As for technical solutions, we can use the example of the pilot demonstration power centre (ODEK) being built in Russia with a BREST-OD-300 lead-cooled fast reactor. This reactor does not structurally provide a blanket – a radial or axial plutonium breeding zone – and the reactor breeding coefficient is close to one, i.e. there is no excess plutonium production. The reactor also does not produce weapons-grade plutonium – it is impossible to make any serious explosive device from this plutonium and certainly not a nuclear weapon. During the processing of the used fuel, a product will be produced from which new fuel will be made. This product is characterised by incomplete purification from fission products, and will contain uranium,  plutonium, and minor actinides like americium and neptunium. The remaining material will comprise fission products – highly radioactive plutonium and minor actinides – which will make any unauthorised handling extremely difficult.

It should also be noted that, to achieve critical mass of the nuclear material, sufficient for a nuclear explosive device, it would be necessary to divert significant amounts of the intermediate product generated in reprocessing – at least, 1.5 tonnes in the case of used fuel, 350 kg for the cathode deposit in the pyro-chemical extraction of the mixture, or 135 kg for uranium, plutonium, and neptunium nitrates. The diversion of such amounts would certainly be detected by the IAEA during their inspections under safeguards implementation. Protracted diversions of smaller amounts to accumulate the required material would have to take place over a long period of time and so increase the likelihood of detection.
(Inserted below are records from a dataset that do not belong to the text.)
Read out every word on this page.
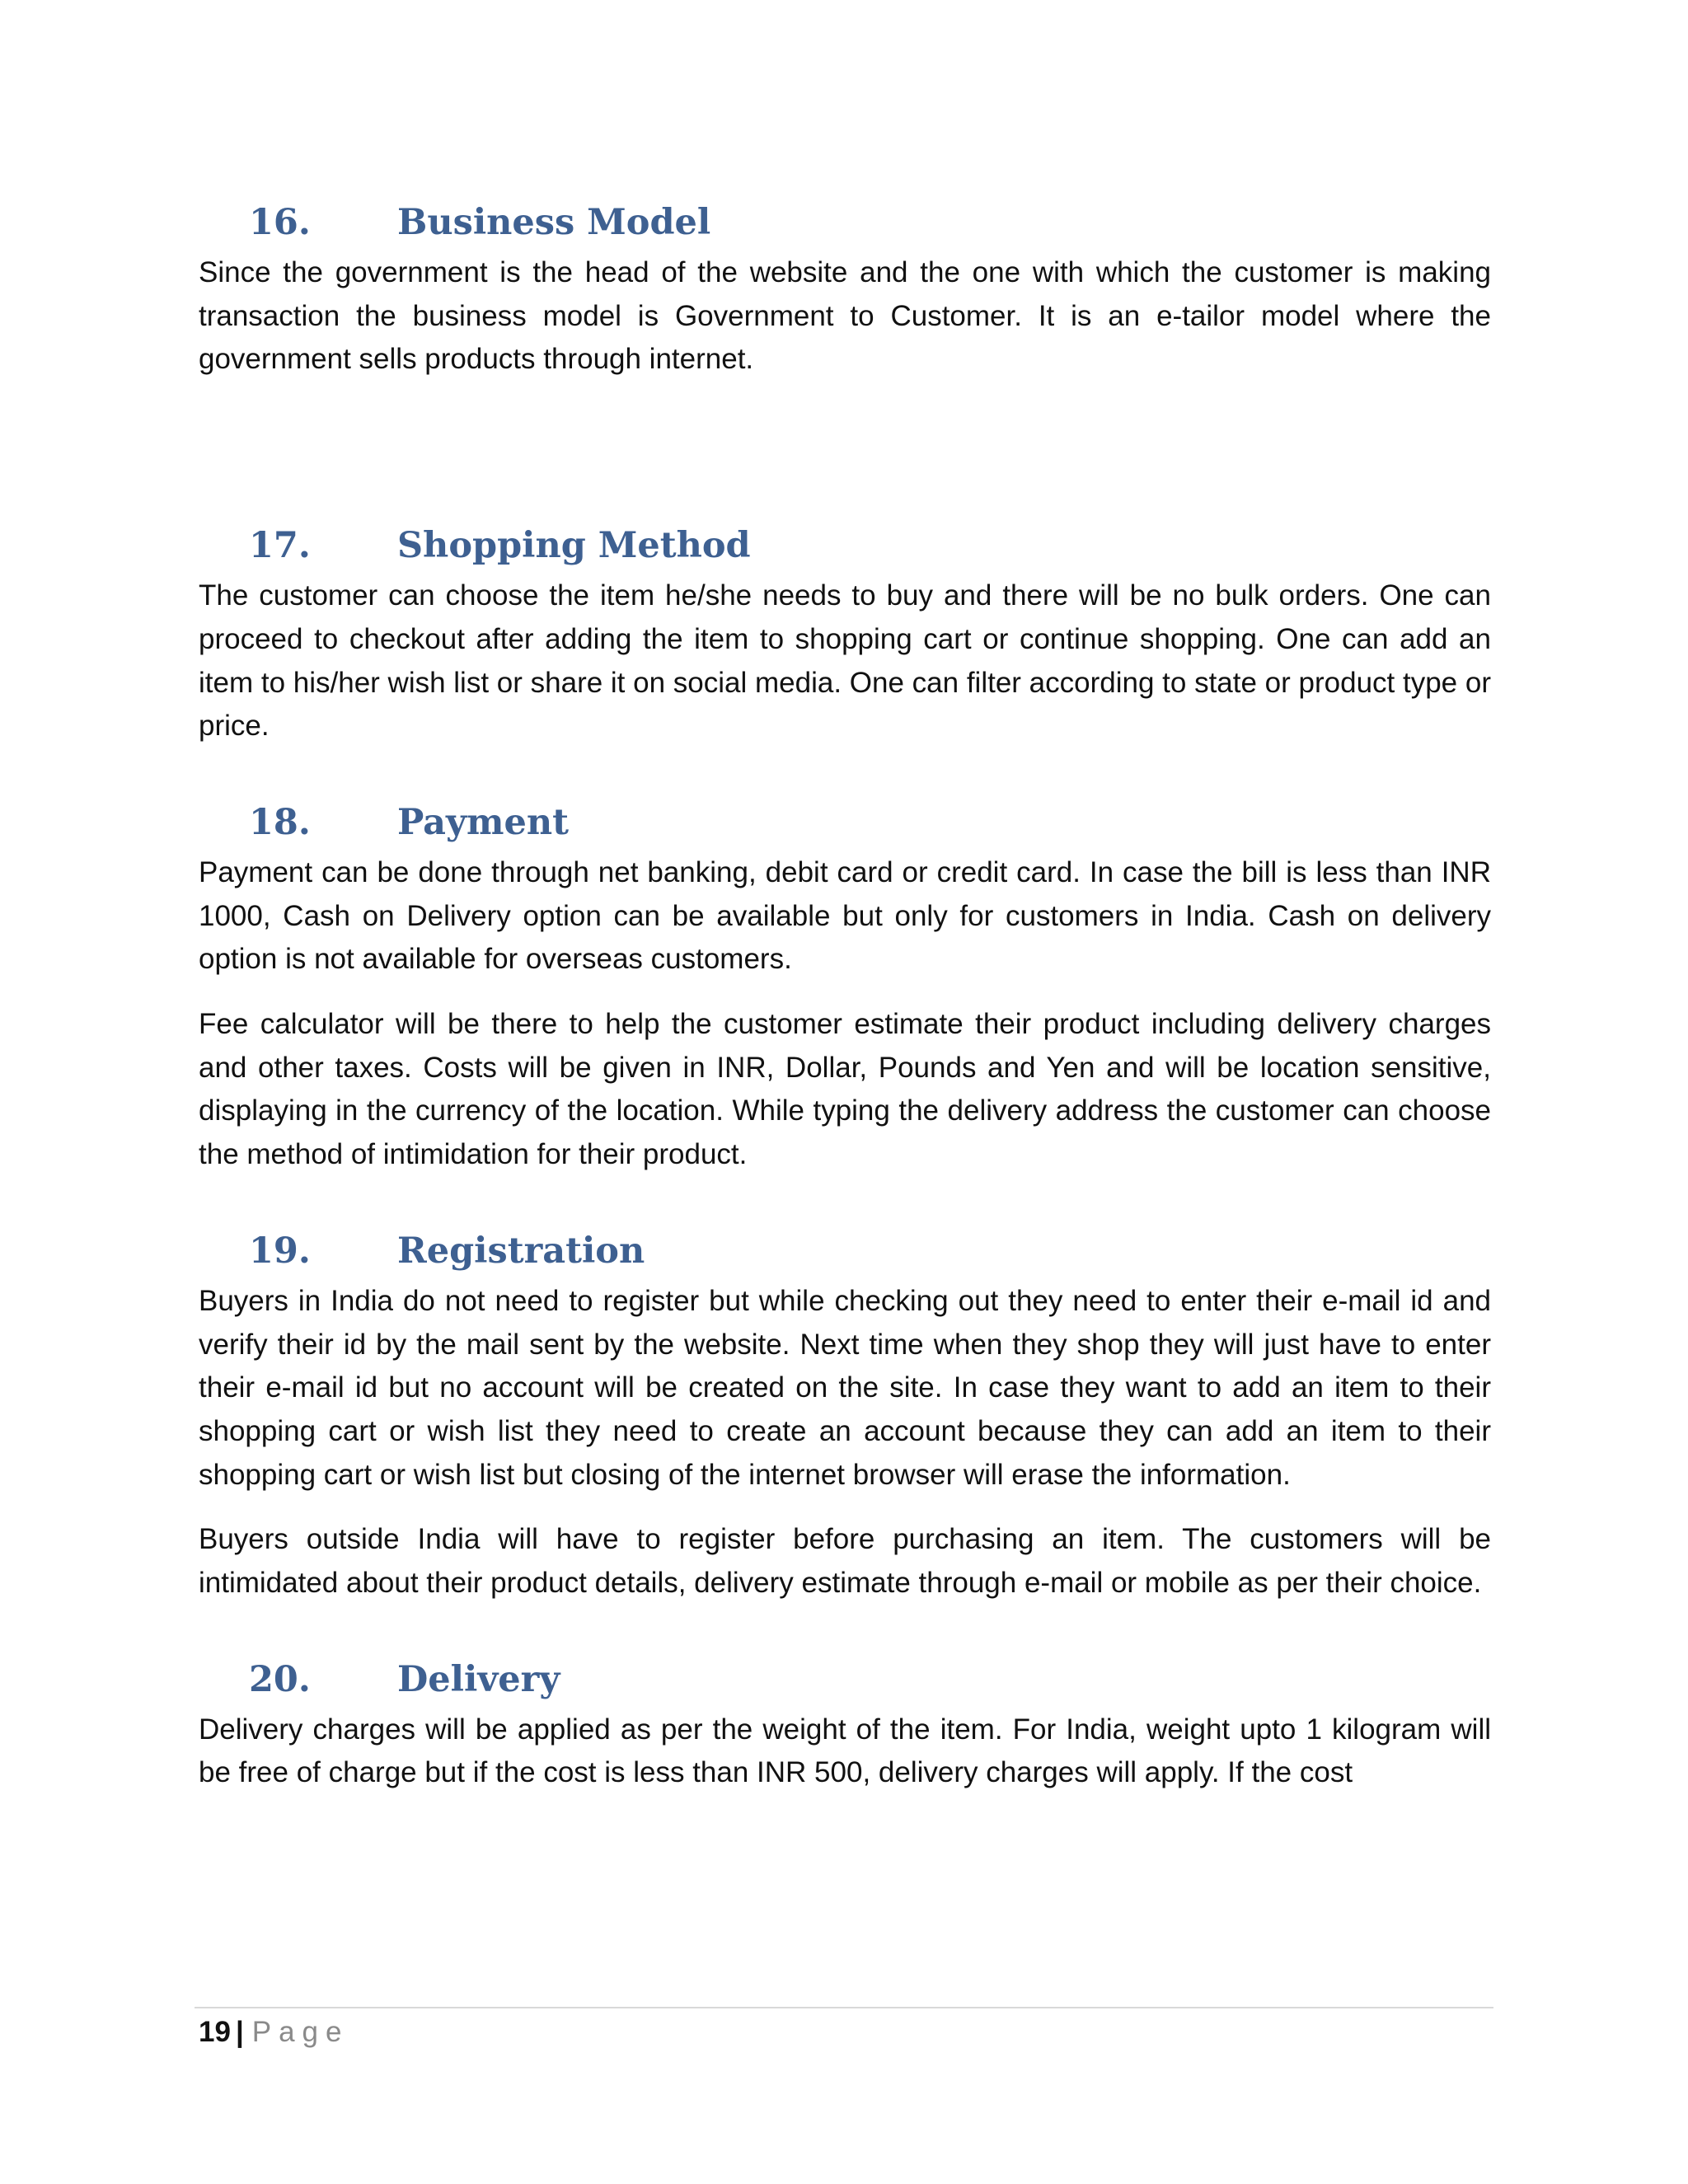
16. Business Model

Since the government is the head of the website and the one with which the customer is making transaction the business model is Government to Customer. It is an e-tailor model where the government sells products through internet.

17. Shopping Method

The customer can choose the item he/she needs to buy and there will be no bulk orders. One can proceed to checkout after adding the item to shopping cart or continue shopping. One can add an item to his/her wish list or share it on social media. One can filter according to state or product type or price.

18. Payment

Payment can be done through net banking, debit card or credit card. In case the bill is less than INR 1000, Cash on Delivery option can be available but only for customers in India. Cash on delivery option is not available for overseas customers.

Fee calculator will be there to help the customer estimate their product including delivery charges and other taxes. Costs will be given in INR, Dollar, Pounds and Yen and will be location sensitive, displaying in the currency of the location. While typing the delivery address the customer can choose the method of intimidation for their product.

19. Registration

Buyers in India do not need to register but while checking out they need to enter their e-mail id and verify their id by the mail sent by the website. Next time when they shop they will just have to enter their e-mail id but no account will be created on the site. In case they want to add an item to their shopping cart or wish list they need to create an account because they can add an item to their shopping cart or wish list but closing of the internet browser will erase the information.

Buyers outside India will have to register before purchasing an item. The customers will be intimidated about their product details, delivery estimate through e-mail or mobile as per their choice.

20. Delivery

Delivery charges will be applied as per the weight of the item. For India, weight upto 1 kilogram will be free of charge but if the cost is less than INR 500, delivery charges will apply. If the cost

19 | Page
Organisational solutions that address concerns about proliferation could be the establishment in nuclear weapons States of centres to produce mixed uranium-plutonium fuel and to reprocess used fuel, which could supply fuel for fast reactors located in countries that do not possess nuclear weapons. It would also be possible to create in countries requiring energy, centres such as Russia’s ODEK, which has on-site closed NFC facilities with intrinsic characteristics that prevent any diversion of plutonium for the production of nuclear weapons or nuclear explosive devices.

Moreover, widely used fast neutron reactors will facilitate in gradual emptying the plutonium storage facilities and reprocessing of all UNF coming from NPPs that are in operation now. In the absence of any need for uranium enrichment, this will significantly strengthen any nuclear non-proliferation regime.

Thus, when switching to nuclear power, society will receive an environmentally friendly, practically inexhaustible source of energy for thousands of years and hope for further development. With large-scale nuclear power based on fast neutron reactors, a closed nuclear fuel cycle will be the future.